Ahli Tata Negara Minta Elite Politik Tak Ancam Presiden soal Perppu KPK

Rolando F Sihombing - detikNews
Jumat, 04 Okt 2019 16:38 WIB
Ahli hukum tata negara Bivitri Susanti. (Ari Saputra/detikcom)
Jakarta - Isu pemakzulan hingga langkah Perppu KPK inkonstitusional muncul di tengah dinamika tentang pelemahan pemberantasan korupsi di UU KPK yang baru. Dari kacamata hukum tata negara, isu itu dinilai keliru.

Dalam jumpa pers tokoh-tokoh nasional di Galeri Cemara, Menteng, Jakarta Pusat, Bivitri Susanti memberikan sedikit pengantar. Bivitri merupakan salah satu pendiri Pusat Studi Hukum dan Kebijakan (PSHK) yang juga ahli hukum tata negara lulusan Fakultas Hukum Universitas Indonesia itu menepis isu Perppu KPK inkonstitusional.


"Intinya kami ingin menanggapi apa yang disampaikan belakangan ini yang saya kira sebenarnya sudah cukup meresahkan, tidak hanya bagi publik tapi saya kira... jangan-jangan bunyinya kok seperti mengancam Pak Presiden, saya kira rekan-rekan wartawan sudah tahu juga," kata perempuan yang biasa disapa Bibip itu dalam jumpa pers, Jumat (4/10/2019).

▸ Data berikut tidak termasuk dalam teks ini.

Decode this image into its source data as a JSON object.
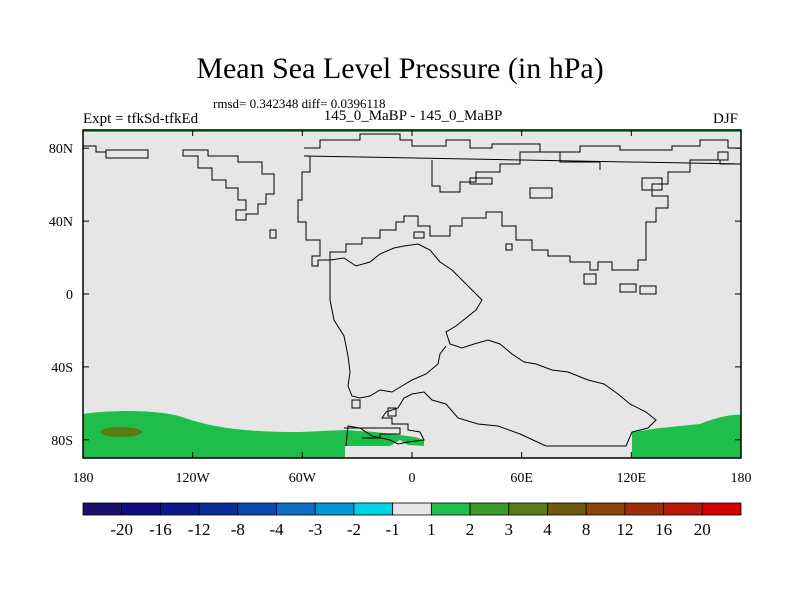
{
  "header": {
    "title": "Mean Sea Level Pressure (in hPa)",
    "stats": "rmsd= 0.342348  diff= 0.0396118",
    "expt": "Expt = tfkSd-tfkEd",
    "subtitle": "145_0_MaBP - 145_0_MaBP",
    "season": "DJF"
  },
  "chart_data": {
    "type": "heatmap",
    "title": "Mean Sea Level Pressure (in hPa)",
    "projection": "cylindrical equidistant",
    "x_ticks": [
      "180",
      "120W",
      "60W",
      "0",
      "60E",
      "120E",
      "180"
    ],
    "x_tick_values": [
      -180,
      -120,
      -60,
      0,
      60,
      120,
      180
    ],
    "y_ticks": [
      "80N",
      "40N",
      "0",
      "40S",
      "80S"
    ],
    "y_tick_values": [
      80,
      40,
      0,
      -40,
      -80
    ],
    "xlim": [
      -180,
      180
    ],
    "ylim": [
      -90,
      90
    ],
    "colorbar": {
      "labels": [
        "-20",
        "-16",
        "-12",
        "-8",
        "-4",
        "-3",
        "-2",
        "-1",
        "1",
        "2",
        "3",
        "4",
        "8",
        "12",
        "16",
        "20"
      ],
      "colors": [
        "#1a0f6b",
        "#0d0d80",
        "#0a1a8c",
        "#0a2d9c",
        "#0a4ab0",
        "#0a6ec4",
        "#0096d2",
        "#00d2e6",
        "#e6e6e6",
        "#1fbe4a",
        "#3c9a28",
        "#5c7a16",
        "#6e5a0c",
        "#8c460a",
        "#a02d0a",
        "#b8180a",
        "#d40000"
      ]
    },
    "background_bin": "-1 to 1",
    "regions": [
      {
        "label": "Southern high-latitude positive anomaly (1 to 2 hPa)",
        "color": "#1fbe4a",
        "lon_range": [
          -180,
          180
        ],
        "lat_range": [
          -90,
          -60
        ]
      },
      {
        "label": "Local maximum (3 to 4 hPa)",
        "color": "#5c7a16",
        "lon_center": -140,
        "lat_center": -75
      }
    ]
  }
}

"Ada yang mendengar sebagian pihak misalnya mengatakan perppu itu langkah inkonstitusional, saya sebagai pengantar memperjelas bahwa perppu itu ada di Pasal 22 UUD 1945, jadi jelas-jelas konstitusional. Sangat keliru kalau dikatakan itu inkonstitusional," imbuhnya.